Debt Ceiling: What would happen to Veterans’ benefits if the US defaults on its payments?
The Veterans Administration’s operations to serve the veteran population would be severely impacted if the country defaults.
Negotiations over raising the debt ceiling remain ongoing in Washington DC as both sides of the table report that the talks soured over the weekend. Treasury Secretary Janet Yellen has warned Congress that her department could run out of money to pay its debts by 1 June, leaving negotiators just over a week to reach an agreement to avert a financial crisis.
One of the groups left most vulnerable during a default would be US veterans who receive healthcare, job training, disability assistance, or a pension through the Veterans Adminstration (VA).
The Center for American Progress has broken down the amount of aid sent by the VA to veterans in each state, highlighting that some would be much more severely impacted if the agency was left insolvent.
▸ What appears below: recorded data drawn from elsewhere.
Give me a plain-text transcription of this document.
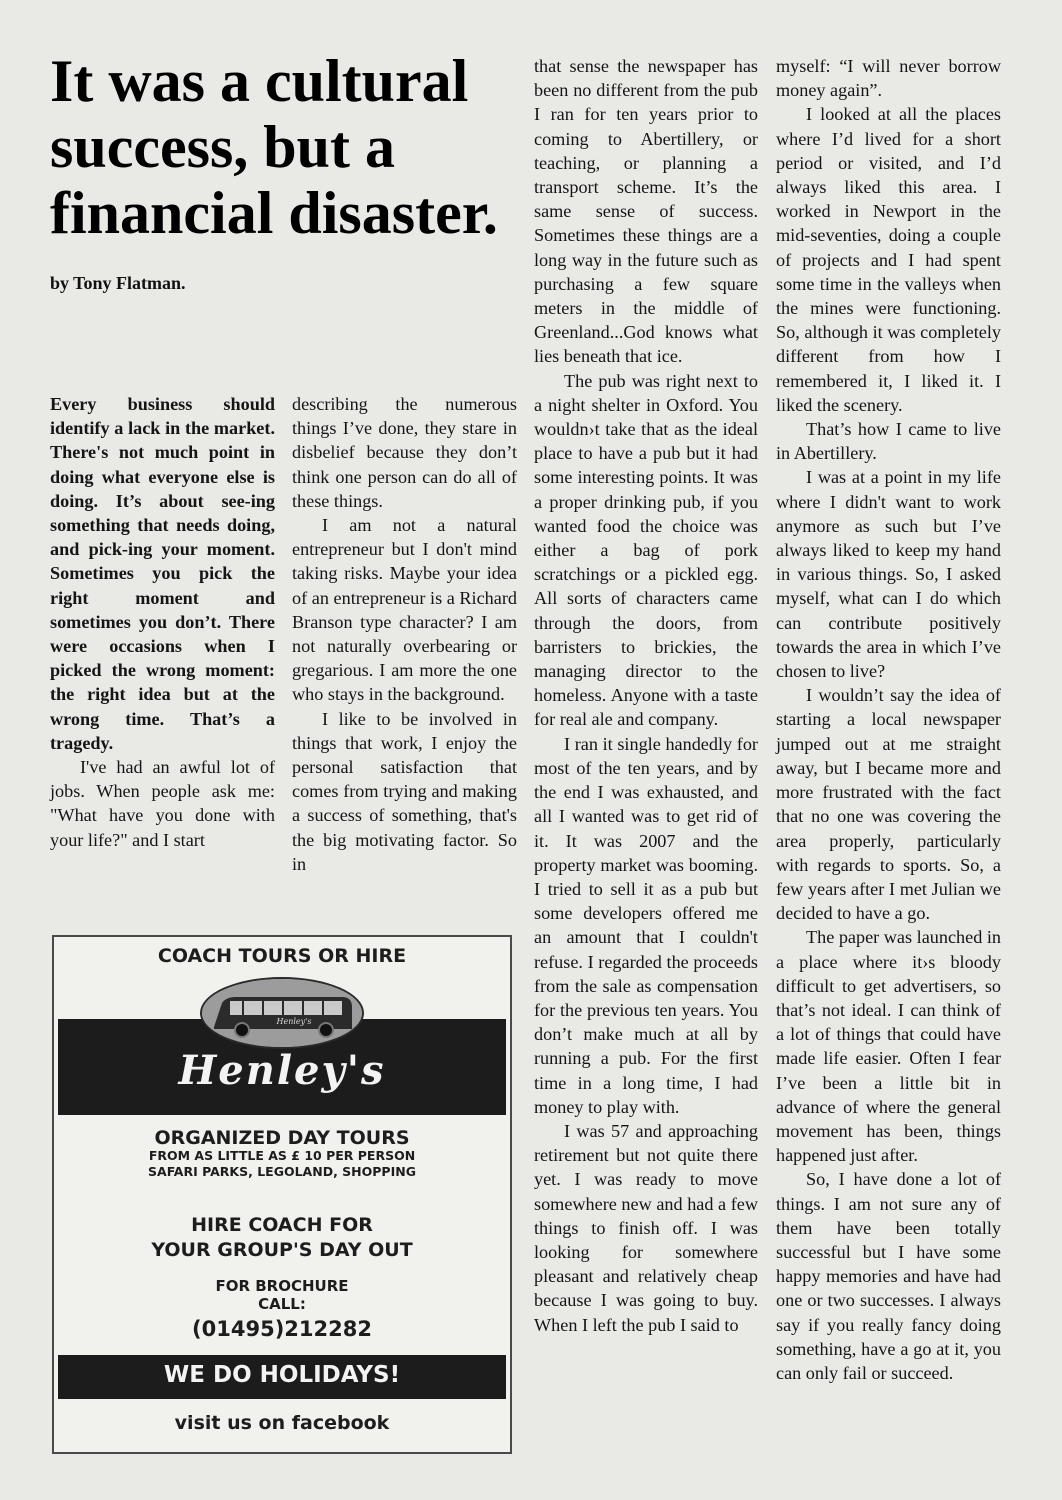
It was a cultural success, but a financial disaster.
by Tony Flatman.

Every business should identify a lack in the market. There's not much point in doing what everyone else is doing. It’s about see-ing something that needs doing, and pick-ing your moment. Sometimes you pick the right moment and sometimes you don’t. There were occasions when I picked the wrong moment: the right idea but at the wrong time. That’s a tragedy.

I've had an awful lot of jobs. When people ask me: "What have you done with your life?" and I start

describing the numerous things I’ve done, they stare in disbelief because they don’t think one person can do all of these things.

I am not a natural entrepreneur but I don't mind taking risks. Maybe your idea of an entrepreneur is a Richard Branson type character? I am not naturally overbearing or gregarious. I am more the one who stays in the background.

I like to be involved in things that work, I enjoy the personal satisfaction that comes from trying and making a success of something, that's the big motivating factor. So in

that sense the newspaper has been no different from the pub I ran for ten years prior to coming to Abertillery, or teaching, or planning a transport scheme. It’s the same sense of success. Sometimes these things are a long way in the future such as purchasing a few square meters in the middle of Greenland...God knows what lies beneath that ice.

The pub was right next to a night shelter in Oxford. You wouldn›t take that as the ideal place to have a pub but it had some interesting points. It was a proper drinking pub, if you wanted food the choice was either a bag of pork scratchings or a pickled egg. All sorts of characters came through the doors, from barristers to brickies, the managing director to the homeless. Anyone with a taste for real ale and company.

I ran it single handedly for most of the ten years, and by the end I was exhausted, and all I wanted was to get rid of it. It was 2007 and the property market was booming. I tried to sell it as a pub but some developers offered me an amount that I couldn't refuse. I regarded the proceeds from the sale as compensation for the previous ten years. You don’t make much at all by running a pub. For the first time in a long time, I had money to play with.

I was 57 and approaching retirement but not quite there yet. I was ready to move somewhere new and had a few things to finish off. I was looking for somewhere pleasant and relatively cheap because I was going to buy. When I left the pub I said to

myself: “I will never borrow money again”.

I looked at all the places where I’d lived for a short period or visited, and I’d always liked this area. I worked in Newport in the mid-seventies, doing a couple of projects and I had spent some time in the valleys when the mines were functioning. So, although it was completely different from how I remembered it, I liked it. I liked the scenery.

That’s how I came to live in Abertillery.

I was at a point in my life where I didn't want to work anymore as such but I’ve always liked to keep my hand in various things. So, I asked myself, what can I do which can contribute positively towards the area in which I’ve chosen to live?

I wouldn’t say the idea of starting a local newspaper jumped out at me straight away, but I became more and more frustrated with the fact that no one was covering the area properly, particularly with regards to sports. So, a few years after I met Julian we decided to have a go.

The paper was launched in a place where it›s bloody difficult to get advertisers, so that’s not ideal. I can think of a lot of things that could have made life easier. Often I fear I’ve been a little bit in advance of where the general movement has been, things happened just after.

So, I have done a lot of things. I am not sure any of them have been totally successful but I have some happy memories and have had one or two successes. I always say if you really fancy doing something, have a go at it, you can only fail or succeed.

COACH TOURS OR HIRE
Henley's
Henley's
ORGANIZED DAY TOURS
FROM AS LITTLE AS £ 10 PER PERSON
SAFARI PARKS, LEGOLAND, SHOPPING
HIRE COACH FOR
YOUR GROUP'S DAY OUT
FOR BROCHURE
CALL:
(01495)212282
WE DO HOLIDAYS!
visit us on facebook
Of the 19.2 million veterans living in the United States, 3.7 million receive aid from the VA.
A significant government bill that could be hamstrung come 1 June is $12 billion of veteran benefits, while another $12 billion is to be sent to retired military and civilian personnel.
“These are people on very low, sometimes fixed incomes that rely on these payments as a lifeline to pay for housing, to pay for food, to pay for expenses for children and other family members,” says Cole Lyle, a Marine Corps veteran and executive director of the veterans advocacy group, Mission Roll Call.
“So it could be potentially very crippling.”
What would happen to Veterans’ benefits if the US defaults on its payments?
In the event of a default the US government would face a severe fiscal crisis, leading to a significant reduction in available funds for all government programs, including veterans’ benefits.
This would result in delays to benefit payments until alternate funding has been sourced. Veteran pay would be up against other welfare programs such as social security in priority. How this is to be worked out has not yet been explained.
“We expect to be unable to pay all of our bills in early June,” said Treasury Secretary Yellen. “If the debt ceiling isn’t raised, there will be some hard choices to make about what bills go unpaid.”